Cement is a basic ingredient in many building materials such as tile grout and plaster. It is also a binding agent used in making modern mortars and is also added in modern stucco or render to make it more durable. So, aside from construction laborers working with plain concrete, other workers or using cement-containing materials are also at risk of concrete dermatitis including those who do concrete finishes, who use precast concrete, truck drivers of ready-mix concrete, carpenters, cement block and brick cement layers, tile setters, plasterers and terrazzo workers. In addition, over exposure to cement dust is also hazardous because cement dust when mixed with sweat becomes very corrosive. Those at particular risk include cement plant laborers, cement drilling workers and disaster emergency units such as firefighters.

Why is Wet Cement Hazardous?

Portland cement, the most common cement type, consists of calcium oxide which turns into the highly alkaline calcium hydroxide when water is added to cement.

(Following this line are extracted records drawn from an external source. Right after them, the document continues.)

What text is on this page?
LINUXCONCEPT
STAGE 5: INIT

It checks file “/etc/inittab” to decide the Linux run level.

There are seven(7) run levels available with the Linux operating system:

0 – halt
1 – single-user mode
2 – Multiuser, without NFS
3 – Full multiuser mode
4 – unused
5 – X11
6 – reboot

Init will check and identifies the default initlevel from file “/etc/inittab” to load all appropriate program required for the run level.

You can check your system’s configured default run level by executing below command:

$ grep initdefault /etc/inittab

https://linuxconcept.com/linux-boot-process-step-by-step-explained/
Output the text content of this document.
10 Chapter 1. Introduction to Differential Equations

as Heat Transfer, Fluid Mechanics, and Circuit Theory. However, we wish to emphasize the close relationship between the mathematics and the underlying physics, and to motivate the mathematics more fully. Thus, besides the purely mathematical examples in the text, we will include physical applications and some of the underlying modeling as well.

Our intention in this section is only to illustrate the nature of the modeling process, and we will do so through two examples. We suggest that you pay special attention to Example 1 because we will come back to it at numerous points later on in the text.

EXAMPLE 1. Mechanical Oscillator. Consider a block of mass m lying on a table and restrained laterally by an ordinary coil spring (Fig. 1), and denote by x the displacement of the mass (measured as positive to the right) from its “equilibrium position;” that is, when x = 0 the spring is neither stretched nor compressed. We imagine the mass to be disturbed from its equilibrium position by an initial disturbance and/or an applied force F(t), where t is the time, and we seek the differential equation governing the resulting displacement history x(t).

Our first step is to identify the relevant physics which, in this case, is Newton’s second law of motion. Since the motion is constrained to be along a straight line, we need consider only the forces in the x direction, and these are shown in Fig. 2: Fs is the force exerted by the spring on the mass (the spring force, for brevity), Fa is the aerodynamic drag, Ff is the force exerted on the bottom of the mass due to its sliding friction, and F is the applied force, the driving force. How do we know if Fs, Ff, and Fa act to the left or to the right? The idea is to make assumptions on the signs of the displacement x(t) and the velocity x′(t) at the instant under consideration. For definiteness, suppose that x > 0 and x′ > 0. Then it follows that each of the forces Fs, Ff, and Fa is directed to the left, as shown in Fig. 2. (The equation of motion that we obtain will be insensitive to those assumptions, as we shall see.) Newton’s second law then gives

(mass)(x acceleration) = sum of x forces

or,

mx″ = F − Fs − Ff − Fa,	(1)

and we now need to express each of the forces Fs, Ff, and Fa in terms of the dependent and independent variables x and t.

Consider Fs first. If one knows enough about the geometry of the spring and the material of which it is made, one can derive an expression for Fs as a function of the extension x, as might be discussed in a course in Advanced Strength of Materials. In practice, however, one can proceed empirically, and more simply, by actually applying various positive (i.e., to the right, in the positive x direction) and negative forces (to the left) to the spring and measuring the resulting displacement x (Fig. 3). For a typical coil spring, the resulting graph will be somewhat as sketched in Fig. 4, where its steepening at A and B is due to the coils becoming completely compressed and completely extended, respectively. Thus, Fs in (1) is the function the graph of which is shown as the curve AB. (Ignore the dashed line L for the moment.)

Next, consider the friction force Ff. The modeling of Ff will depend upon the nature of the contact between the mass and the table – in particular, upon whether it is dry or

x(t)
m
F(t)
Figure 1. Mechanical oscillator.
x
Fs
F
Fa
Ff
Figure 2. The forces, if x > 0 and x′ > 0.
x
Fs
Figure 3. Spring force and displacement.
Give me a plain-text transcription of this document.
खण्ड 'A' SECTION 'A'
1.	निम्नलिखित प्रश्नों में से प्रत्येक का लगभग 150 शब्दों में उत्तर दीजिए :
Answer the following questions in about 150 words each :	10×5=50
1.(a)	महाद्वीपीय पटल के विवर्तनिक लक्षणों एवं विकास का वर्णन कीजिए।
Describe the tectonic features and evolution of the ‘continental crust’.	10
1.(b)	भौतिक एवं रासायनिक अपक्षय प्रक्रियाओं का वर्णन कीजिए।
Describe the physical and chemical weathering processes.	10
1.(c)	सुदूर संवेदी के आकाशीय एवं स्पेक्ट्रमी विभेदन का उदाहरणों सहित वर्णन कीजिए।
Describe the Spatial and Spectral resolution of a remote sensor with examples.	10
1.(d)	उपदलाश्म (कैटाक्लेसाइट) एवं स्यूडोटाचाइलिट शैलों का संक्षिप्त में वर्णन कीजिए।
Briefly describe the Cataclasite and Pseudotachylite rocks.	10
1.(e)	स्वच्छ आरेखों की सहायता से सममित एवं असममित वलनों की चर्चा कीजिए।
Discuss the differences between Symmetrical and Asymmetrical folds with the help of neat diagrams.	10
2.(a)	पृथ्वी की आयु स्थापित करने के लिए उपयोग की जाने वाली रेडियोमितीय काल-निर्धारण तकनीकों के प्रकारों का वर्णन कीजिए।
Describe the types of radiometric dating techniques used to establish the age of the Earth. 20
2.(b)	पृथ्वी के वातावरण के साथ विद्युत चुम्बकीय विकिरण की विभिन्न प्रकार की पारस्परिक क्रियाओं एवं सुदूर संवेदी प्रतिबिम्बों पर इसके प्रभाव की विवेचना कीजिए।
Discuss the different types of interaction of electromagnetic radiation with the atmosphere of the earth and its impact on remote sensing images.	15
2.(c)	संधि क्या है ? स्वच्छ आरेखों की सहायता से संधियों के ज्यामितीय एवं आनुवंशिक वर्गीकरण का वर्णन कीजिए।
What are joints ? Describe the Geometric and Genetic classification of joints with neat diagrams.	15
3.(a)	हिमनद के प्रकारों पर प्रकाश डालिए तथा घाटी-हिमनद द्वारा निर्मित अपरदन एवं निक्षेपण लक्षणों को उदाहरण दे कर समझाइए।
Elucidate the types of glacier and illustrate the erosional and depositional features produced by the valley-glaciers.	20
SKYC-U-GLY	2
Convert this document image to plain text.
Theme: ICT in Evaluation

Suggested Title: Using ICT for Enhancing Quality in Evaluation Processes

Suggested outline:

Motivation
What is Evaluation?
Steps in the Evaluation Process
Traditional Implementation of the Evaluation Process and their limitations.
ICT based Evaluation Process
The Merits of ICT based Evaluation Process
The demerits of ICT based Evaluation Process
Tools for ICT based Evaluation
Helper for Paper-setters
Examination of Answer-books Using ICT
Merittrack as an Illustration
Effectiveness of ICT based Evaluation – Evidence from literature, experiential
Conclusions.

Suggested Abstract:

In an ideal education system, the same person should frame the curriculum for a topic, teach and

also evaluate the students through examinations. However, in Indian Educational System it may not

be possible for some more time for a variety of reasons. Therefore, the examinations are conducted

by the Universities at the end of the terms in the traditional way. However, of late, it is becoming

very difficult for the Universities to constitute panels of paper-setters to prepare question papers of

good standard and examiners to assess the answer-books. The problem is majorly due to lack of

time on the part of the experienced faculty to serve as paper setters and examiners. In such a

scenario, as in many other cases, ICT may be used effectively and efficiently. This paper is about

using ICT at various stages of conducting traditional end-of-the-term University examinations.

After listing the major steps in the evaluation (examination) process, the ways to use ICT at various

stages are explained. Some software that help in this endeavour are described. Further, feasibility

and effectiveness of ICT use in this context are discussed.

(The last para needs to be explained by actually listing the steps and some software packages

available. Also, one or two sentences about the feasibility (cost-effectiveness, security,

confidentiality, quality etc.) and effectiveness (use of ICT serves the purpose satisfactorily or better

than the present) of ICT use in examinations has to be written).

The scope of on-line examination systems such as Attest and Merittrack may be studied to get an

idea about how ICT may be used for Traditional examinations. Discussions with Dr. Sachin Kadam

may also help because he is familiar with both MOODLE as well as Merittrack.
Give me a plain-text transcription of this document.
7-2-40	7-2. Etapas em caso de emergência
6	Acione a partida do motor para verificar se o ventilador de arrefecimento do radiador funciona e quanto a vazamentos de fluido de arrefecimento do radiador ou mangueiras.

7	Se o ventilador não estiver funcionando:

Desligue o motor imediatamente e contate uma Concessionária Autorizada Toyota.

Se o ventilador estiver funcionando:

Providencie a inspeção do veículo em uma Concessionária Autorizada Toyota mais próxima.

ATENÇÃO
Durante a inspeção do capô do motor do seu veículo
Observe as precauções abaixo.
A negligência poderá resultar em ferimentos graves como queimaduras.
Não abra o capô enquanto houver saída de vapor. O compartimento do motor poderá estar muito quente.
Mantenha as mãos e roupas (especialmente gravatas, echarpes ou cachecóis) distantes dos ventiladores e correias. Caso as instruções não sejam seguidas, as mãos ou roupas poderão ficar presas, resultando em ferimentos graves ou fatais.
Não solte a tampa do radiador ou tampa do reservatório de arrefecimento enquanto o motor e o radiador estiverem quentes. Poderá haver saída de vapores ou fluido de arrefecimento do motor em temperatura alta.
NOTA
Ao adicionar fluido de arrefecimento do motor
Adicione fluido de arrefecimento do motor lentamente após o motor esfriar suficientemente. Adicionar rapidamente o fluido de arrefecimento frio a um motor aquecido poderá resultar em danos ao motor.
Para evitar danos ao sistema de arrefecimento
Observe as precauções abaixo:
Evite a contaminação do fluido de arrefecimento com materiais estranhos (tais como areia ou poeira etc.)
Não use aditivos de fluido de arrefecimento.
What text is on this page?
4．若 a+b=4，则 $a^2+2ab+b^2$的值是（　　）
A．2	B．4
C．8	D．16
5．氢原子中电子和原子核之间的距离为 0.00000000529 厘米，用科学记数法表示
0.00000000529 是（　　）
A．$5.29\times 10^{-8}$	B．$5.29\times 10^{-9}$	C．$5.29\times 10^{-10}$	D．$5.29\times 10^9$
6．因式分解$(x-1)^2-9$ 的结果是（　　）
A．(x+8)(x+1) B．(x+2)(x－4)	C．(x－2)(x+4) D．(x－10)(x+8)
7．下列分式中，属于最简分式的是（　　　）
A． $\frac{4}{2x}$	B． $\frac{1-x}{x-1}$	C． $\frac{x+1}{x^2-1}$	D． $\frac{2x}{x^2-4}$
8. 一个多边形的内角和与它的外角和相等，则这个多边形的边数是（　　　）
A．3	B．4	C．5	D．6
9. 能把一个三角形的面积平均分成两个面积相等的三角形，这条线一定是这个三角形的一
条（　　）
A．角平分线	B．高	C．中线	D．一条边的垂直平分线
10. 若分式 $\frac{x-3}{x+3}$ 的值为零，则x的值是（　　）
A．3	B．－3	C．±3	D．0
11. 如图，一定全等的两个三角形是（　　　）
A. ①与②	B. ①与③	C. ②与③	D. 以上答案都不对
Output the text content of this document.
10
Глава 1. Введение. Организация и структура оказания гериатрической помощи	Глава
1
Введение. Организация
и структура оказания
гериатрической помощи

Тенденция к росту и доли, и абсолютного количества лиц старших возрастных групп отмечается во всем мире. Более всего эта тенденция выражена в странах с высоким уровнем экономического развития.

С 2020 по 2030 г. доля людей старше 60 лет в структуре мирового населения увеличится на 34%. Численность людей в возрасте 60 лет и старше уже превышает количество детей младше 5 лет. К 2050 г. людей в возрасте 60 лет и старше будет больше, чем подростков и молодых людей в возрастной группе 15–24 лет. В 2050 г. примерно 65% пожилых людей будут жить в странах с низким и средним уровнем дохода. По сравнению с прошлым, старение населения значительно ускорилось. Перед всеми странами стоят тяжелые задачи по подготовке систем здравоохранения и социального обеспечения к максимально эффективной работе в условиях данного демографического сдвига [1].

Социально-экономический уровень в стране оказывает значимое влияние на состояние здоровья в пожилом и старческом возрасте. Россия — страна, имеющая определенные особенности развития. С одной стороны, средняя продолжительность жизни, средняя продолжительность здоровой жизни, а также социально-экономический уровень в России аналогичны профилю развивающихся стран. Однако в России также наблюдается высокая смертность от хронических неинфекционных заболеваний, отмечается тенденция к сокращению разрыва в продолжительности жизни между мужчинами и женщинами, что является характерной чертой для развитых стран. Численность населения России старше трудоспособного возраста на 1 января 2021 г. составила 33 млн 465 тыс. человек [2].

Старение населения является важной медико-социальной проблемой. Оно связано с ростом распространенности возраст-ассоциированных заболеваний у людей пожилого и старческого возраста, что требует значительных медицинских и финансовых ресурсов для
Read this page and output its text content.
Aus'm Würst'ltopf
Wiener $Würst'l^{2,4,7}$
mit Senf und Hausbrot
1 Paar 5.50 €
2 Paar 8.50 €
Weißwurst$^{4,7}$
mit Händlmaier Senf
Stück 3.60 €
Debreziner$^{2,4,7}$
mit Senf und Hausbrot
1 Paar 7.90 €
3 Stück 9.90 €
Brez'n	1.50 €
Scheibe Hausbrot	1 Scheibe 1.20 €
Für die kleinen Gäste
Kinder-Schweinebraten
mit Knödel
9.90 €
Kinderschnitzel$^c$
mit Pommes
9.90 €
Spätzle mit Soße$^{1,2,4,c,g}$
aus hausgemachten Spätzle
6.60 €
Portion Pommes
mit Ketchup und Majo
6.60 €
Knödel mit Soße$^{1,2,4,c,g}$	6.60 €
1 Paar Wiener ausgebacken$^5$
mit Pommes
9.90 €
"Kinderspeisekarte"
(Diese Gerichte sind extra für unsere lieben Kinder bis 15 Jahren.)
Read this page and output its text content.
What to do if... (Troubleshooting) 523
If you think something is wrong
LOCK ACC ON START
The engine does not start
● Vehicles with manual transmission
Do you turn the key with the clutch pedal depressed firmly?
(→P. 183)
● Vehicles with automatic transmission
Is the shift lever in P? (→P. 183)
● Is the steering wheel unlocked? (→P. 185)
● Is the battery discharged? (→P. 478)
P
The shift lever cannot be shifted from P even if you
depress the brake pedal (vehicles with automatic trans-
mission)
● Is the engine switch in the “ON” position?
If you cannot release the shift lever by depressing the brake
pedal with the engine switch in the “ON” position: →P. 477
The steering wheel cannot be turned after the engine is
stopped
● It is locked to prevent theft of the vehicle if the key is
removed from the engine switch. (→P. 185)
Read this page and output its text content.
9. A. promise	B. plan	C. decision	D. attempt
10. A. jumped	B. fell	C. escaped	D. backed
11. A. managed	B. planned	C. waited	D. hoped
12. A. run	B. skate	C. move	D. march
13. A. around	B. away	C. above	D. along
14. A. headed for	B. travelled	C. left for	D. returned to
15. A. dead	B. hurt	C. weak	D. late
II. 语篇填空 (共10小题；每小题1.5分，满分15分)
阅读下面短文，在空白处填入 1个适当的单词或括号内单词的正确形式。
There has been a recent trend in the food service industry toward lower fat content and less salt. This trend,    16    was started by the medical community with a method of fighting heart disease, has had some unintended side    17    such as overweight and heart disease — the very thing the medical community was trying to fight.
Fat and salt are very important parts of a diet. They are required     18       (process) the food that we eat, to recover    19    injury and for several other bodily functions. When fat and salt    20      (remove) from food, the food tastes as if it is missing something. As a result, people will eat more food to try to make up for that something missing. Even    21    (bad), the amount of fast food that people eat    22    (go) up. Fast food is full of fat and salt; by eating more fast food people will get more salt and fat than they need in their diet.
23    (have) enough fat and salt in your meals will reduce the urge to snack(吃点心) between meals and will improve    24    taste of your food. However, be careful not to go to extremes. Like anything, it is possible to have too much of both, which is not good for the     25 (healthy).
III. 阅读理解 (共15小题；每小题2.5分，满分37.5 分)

On the pH scale, ph14 is the highest alkaline point and calcium hydroxide has a pH of 12-13, making it extremely damaging once it gets onto human skin which has a normal pH of 5.5 and is actually slightly acidic. That acidic layer of skin helps it repair damage and because alkalis counteract acid, prolonged skin exposure to strong alkaline substances such as in wet cement can cause severe skin damage.

First Aid Treatment

If fresh cement comes into contact with skin, rinse the skin with clean, cool water at once. Likewise, if cement gets into the eyes, flush with clean, cool water for about 15 minutes. Seek medical help if irritation does not subside.